Embarrassingly, I expend a lot of emotional and mental energy being super pissed at my training equipment. Specifically, on new watch day/week. I recently bought a new running watch (the Garmin Forerunner 955 Solar) since my old watch was getting a little, well, old… and possibly had been through the wash a couple of times too many. But of course, a new watch—especially a different make and model—comes with a lot of frustration. Yes, watches and cycling computers have come a long way since their inception, and generally the setup has gotten easier. But with all the new bells and whistles that they now contain, getting them to do what you want, how you want them to, can be a little tricky. Here’s what I (re)learned getting mine started.

Use an easy, short day as Day 1

Your first day with a new watch shouldn’t be your long run or interval run day, because there will be settings you need to mess with. In fact, the pricier the watch, the longer it will likely take to set up due to the ridiculous amounts of bells and whistles. On this easy run, just run the watch with as minimal modifications as possible—basically, run with the factory settings/initial connections. Just get one run or ride done like that to see what the watch thinks is the best setup, then go from there.

Stop trying to make on-trail changes, or STOP running/riding

I realized this one pretty fast after eating $hit on the trail trying to make an on-the-fly adjustment. I have no idea where the menus and adjustment settings are on my new watch. So why the heck was I trying to maintain my pace while turning off notifications? I should have either a) ignored it until post-run or b) stopped freaking running and just fixed it then and there, pace for that mile be damned. And this is even more true on the bike, where it’s genuinely dangerous to do this!

Expect annoyances for a while

Just try to play it cool. I was really, really pissed for my first long run with the way the auto-lap was working on my watch, and I made it worse by trying to mess with the settings, then got convinced that the GPS was off and that it was timing my miles weird, when it was really just user error. I fixed it post-run, but I’ll be honest, my mood that run was not great, and I regret that. There was nothing actually wrong but I let my annoyance over the situation take over. I also think there’s a break in period on the watch band and even the size of the watch face—especially if you’re like me and have a pretty small, bony wrist. After a few runs, the plastic strap does soften up and you get used to the size of the watch, but it’s not going to be instantaneous.

Lean into new settings

You may be used to having a certain metric displayed, or having certain notifications on or off on your watch. But you may realize that the default watch settings that I mentioned above actually do have some merit! I realized I like having my notifications on for texts and calls during my run, something I’d eschewed in the past in an attempt to ‘remain present.’ But anytime I felt my phone vibrate, I’d get stressed that it was something important I was missing, and end up pulling it out to check—which is way worse than a quick glance at my phone! I’m also excited to potentially get into using it to control my podcasts/music, though I’m not there yet.

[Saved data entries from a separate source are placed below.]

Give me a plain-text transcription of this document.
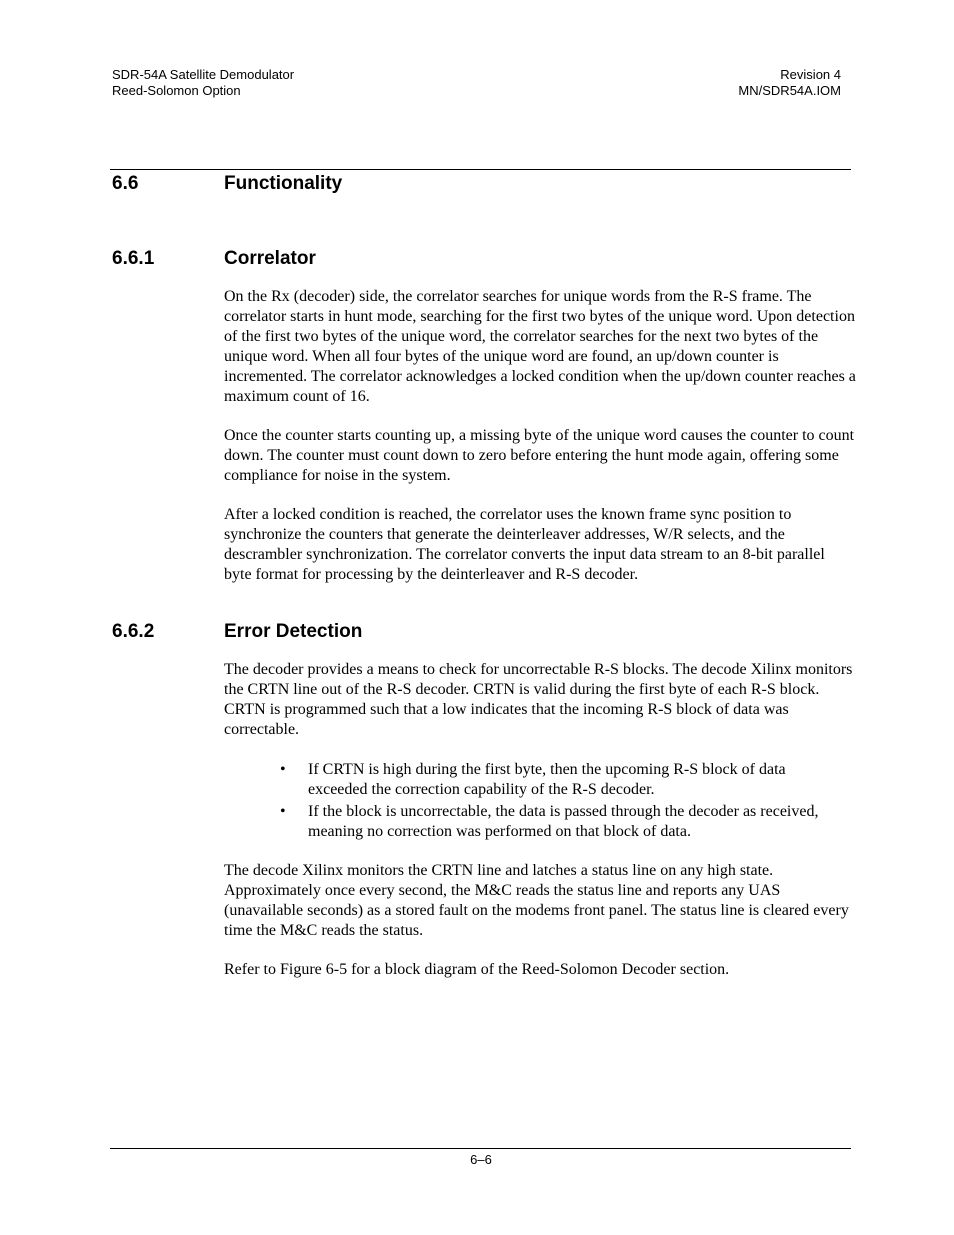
SDR-54A Satellite Demodulator
Reed-Solomon Option
Revision 4
MN/SDR54A.IOM
6.6	Functionality
6.6.1	Correlator

On the Rx (decoder) side, the correlator searches for unique words from the R-S frame. The correlator starts in hunt mode, searching for the first two bytes of the unique word. Upon detection of the first two bytes of the unique word, the correlator searches for the next two bytes of the unique word. When all four bytes of the unique word are found, an up/down counter is incremented. The correlator acknowledges a locked condition when the up/down counter reaches a maximum count of 16.

Once the counter starts counting up, a missing byte of the unique word causes the counter to count down. The counter must count down to zero before entering the hunt mode again, offering some compliance for noise in the system.

After a locked condition is reached, the correlator uses the known frame sync position to synchronize the counters that generate the deinterleaver addresses, W/R selects, and the descrambler synchronization. The correlator converts the input data stream to an 8-bit parallel byte format for processing by the deinterleaver and R-S decoder.

6.6.2	Error Detection

The decoder provides a means to check for uncorrectable R-S blocks. The decode Xilinx monitors the CRTN line out of the R-S decoder. CRTN is valid during the first byte of each R-S block. CRTN is programmed such that a low indicates that the incoming R-S block of data was correctable.

• If CRTN is high during the first byte, then the upcoming R-S block of data exceeded the correction capability of the R-S decoder.
• If the block is uncorrectable, the data is passed through the decoder as received, meaning no correction was performed on that block of data.

The decode Xilinx monitors the CRTN line and latches a status line on any high state. Approximately once every second, the M&C reads the status line and reports any UAS (unavailable seconds) as a stored fault on the modems front panel. The status line is cleared every time the M&C reads the status.

Refer to Figure 6-5 for a block diagram of the Reed-Solomon Decoder section.

6–6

Make time to figure it out

This was where I struggled. It wasn’t on my to-do list, so fixing my settings somehow never got addressed after the first couple of runs. Once I finally made it a priority and put it on the list, all it took was 15 minutes of playing with the watch, the app, and some Googling to figure out how to make the settings work for me.

Swap between new and old

If you’re struggling to get used to the new watch after a couple of days and your old one is still functioning, or you’re OK just using Strava to record a ride or run, leave the watch at home and just get your run in sans drama if you’re having a hard time. That’s what I did on day 3 of my new watch week, since my old watch still technically works. I just needed a break from dealing with notifications and trying to adjust settings on the run. That day let me take a deep breath and just kind of reset, so I could get back to it the next day.